Rats don't have the big adorable eyes and lion fuzzy tail of gerbils. Hamsters have the benefit of not even having a potentially off putting tail and also having little round chubby Buddha cuteness, unlike the ratty large muscular strength. Guinea Pigs, while big and massive like rats, also have the plump fuzzy cuteness and don't have the thick snakey tail.
Rabbits, while big and muscular, have a powderpuff tail, big round eyes, and long adorable ears. Rat ears are among the smallest and stumpiest of rodents.
Even mice, who structurally are the closest to rats in form, benefit from cute button round eyes instead of eyes sly and slanted. They also benefit from dainty proportions, which make their snake tail look less scaly (though it is every bit as much if you look closely). And they have huge delicate ears that perch cutely on their fuzzy heads.
Many people are put off by rats even if they like rodents. But, for me, once I researched them and kept them, for my wants and needs, I have found them to be much more enjoyable as a pet than any other rodent I've ever kept. Everything Vanillarat said, I've found to be true.
If they're not made to wallow in their own filth like they do at pet stores, rats are cleaner than and absolutely less smelly than all of the other rodents. Mice reek the worst of all of those. Rabbits are stronger smelling and not as clean, but stringent cleaning can keep the odor down. Unfortunately, nothing helps mice. LOL
Norway rats (from whom pet rats descend) are incapable of spreading the black plague--black roof rats are the once susceptible to it. Domesticated rats do not spread any kind of illness to people any more than any other domesticated rodent from a pet store.
They are hands down problem solvingly smarter than every other rodent, though rabbits come close.

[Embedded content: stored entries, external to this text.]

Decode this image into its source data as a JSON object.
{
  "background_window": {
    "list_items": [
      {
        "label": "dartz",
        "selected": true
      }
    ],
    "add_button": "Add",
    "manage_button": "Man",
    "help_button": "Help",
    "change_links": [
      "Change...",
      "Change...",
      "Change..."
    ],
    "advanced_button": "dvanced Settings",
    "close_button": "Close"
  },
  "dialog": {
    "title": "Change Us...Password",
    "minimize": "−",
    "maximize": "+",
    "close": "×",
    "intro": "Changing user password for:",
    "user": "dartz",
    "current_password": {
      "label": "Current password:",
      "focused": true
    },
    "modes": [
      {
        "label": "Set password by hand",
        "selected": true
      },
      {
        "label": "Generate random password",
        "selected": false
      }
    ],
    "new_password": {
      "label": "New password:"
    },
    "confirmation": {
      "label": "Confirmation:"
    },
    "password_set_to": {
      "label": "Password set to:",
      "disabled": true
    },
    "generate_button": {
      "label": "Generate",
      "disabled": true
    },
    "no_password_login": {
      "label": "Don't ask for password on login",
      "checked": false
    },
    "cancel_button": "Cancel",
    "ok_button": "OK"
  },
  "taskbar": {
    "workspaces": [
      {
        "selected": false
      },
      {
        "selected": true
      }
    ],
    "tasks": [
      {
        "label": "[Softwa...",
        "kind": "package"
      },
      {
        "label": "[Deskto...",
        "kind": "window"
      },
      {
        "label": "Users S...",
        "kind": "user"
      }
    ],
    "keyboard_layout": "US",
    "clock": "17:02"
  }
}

They bond, enjoy, and play with their humans. Rabbits do this to a slightly lesser degree, but I've not seen any other rodent do this.
They are less destructive than rabbits and gerbils (gerbils are the most destructive and therefore most likely to be escape artists). Guenea pIgs are not very distructive at all though.
If they do escape, rats easier to catch than mice, gerbils, or hamsters. (Gerbils being the hardest to catch). You can train rats to come when you call their name, like you can with rabbits.
Aggressiveness: While all animals bite, rats are the least likely to bite of all of the rodents. I've been bitten by several of my mice, all of my hamsters and gerbils, and bitten and aggressively scratch attacked by my rabbit. I've never been bitten or aggressively scratched by my rats or by guinea pigs.
Noise: Rats are silent unless something's wrong. Guinea pigs are noisy. I've not had noise problems with any other rodent.
I would compare rats cost and otherwise most closely to guinea pigs and rabbits. Rabbits and guinea pigs have the edge when it comes to cuteness and longevity. Rats have advantage on rabbits when it comes to odor, destructiveness, and aggression (rabbits stink worse, destroy more, and bite/scratch more). Rats have the advantage over guinea pigs when it comes to intelligence, human bonding, and entertainment factor.
As for looks, I wasn't attracted to rats for their looks at first. However, they've grown on me, and I now find them adorable.
In the end, as Vanilla said, it all comes down to what you prefer in a pet, which is an individual choice. You may research rats yourself and still decide that their looks are off putting enough that it doesn't make up for their intelligence, cleanliness, and bonding abilities. Or you may decide that for a shorter lived pet, their relative cost isn't worth the expenditures compared to a rabbit or guinea pig. You may also decide that their social need time requirements, isn't something you want to fool with and you actually prefer a rodent that doesn’t need as much from you as an owner.
Or you may be sucked in like me in spite of yourself.
I love all the rodents I've had, but rats happen to be my fav.